We’re the centre for excellence in the use of data – however you use data.
Our mission is to make the Melbourne Children’s Campus an internationally leading paediatric campus in the use of data to improve all aspects of patient care, operations, education and research.
To do that, we’re focusing on six streams of work:
We work with you to frame your idea, identify where your desired data is, or how you can capture it. Then we securely extract that data for a privacy-compliant analysis. These services encourage the growth of quality data on campus and create an active pipeline of projects, ideas, collaborations, and more dynamic datasets. Our Centre also helps foster the connections you need for external data and linkage partnerships.
Our self-service data platform to support campus staff with data is a work in progress. The platform will simplify and secure your data searches. It will help you explore, generate and test your hypotheses, and enable you to analyse and visualise the results. Over time, our data ecosystem will grow to accommodate more complex use cases.
We’re designing a campus-wide strategy to tackle data interoperability. To securely address our challenges in this space, we’re embedding an inclusive governance structure. Our Centre will vitalise the current mountain of inaccessible, disorganised data into a streamlined intra-organisational resource. Aligning organisational processes and outlooks allows for collaborative use of the information with more purpose.
We’re developing a data-empowered workforce on campus. With our purpose-built home and pioneering purpose, we attract and nurture extraordinary data and tech talent. Trained in health informatics, we support our staff with established career pathways. With increased informatics literacy, backed by a crew of data champions, we’re raising a skilled workforce savvy in health analytics.
Professor of Child Health Informatics, Jim Buttery, will drive our data to develop health services in hospital medicine and public health. With a background in clinical research and infectious disease, he heads Australia’s leading vaccine safety service. Instilling a five-pillared approach, Jim improves child health informatics through direct patient care, patient care processes, public health, population health and policy, and community engagement.

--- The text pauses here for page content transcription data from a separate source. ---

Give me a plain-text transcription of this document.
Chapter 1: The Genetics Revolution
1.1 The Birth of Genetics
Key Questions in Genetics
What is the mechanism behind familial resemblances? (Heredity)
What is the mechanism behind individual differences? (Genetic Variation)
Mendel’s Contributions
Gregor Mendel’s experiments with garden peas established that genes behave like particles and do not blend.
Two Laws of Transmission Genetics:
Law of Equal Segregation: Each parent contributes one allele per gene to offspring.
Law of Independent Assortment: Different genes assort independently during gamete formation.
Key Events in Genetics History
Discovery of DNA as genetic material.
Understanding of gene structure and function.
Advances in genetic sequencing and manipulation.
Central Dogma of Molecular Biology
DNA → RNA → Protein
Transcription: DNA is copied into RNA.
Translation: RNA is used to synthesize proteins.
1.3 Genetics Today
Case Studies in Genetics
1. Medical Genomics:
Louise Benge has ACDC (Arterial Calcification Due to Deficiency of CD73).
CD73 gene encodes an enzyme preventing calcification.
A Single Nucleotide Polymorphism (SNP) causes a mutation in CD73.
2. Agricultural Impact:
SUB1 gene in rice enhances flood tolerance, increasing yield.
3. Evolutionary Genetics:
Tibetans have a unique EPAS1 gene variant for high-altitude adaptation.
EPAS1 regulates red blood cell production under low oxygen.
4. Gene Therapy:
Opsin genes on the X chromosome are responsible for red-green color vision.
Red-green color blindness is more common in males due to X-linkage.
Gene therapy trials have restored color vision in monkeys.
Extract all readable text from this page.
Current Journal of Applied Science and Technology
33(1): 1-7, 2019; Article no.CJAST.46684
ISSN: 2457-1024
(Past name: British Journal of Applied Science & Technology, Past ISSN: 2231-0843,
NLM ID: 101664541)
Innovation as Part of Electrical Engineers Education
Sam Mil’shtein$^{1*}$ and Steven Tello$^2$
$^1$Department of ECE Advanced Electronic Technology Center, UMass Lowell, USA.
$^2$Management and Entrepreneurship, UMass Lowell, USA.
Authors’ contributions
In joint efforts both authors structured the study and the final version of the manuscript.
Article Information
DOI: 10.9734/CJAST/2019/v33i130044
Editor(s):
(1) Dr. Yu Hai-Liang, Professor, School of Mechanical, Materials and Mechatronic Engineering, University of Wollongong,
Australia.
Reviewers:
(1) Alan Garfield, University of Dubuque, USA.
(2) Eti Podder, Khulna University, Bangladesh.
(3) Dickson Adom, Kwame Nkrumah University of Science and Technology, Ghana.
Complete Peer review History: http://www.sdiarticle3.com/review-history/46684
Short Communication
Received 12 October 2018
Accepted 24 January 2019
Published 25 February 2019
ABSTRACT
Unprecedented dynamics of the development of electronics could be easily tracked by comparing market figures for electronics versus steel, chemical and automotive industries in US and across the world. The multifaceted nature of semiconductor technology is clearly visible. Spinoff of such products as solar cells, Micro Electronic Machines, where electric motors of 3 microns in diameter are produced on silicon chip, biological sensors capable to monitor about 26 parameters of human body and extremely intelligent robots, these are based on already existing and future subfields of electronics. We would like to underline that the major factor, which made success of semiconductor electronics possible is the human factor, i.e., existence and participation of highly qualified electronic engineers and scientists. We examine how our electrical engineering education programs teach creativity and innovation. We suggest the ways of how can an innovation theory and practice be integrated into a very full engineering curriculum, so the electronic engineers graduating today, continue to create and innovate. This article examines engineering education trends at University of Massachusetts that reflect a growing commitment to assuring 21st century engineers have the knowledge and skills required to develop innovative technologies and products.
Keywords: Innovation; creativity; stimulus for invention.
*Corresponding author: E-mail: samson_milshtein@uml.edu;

When we hit our data stride, the Centre for Health Analytics will gain international recognition as a leader in health informatics. We want to understand our consumers and strengthen our consumer partnerships to see their interests and concerns reflected in our outcomes. Already a campus-wide initiative, we seek to build international collaborations. Health analytics is a valuable ally for child health, and our Centre will influence Victorian and Australian health informatics policy.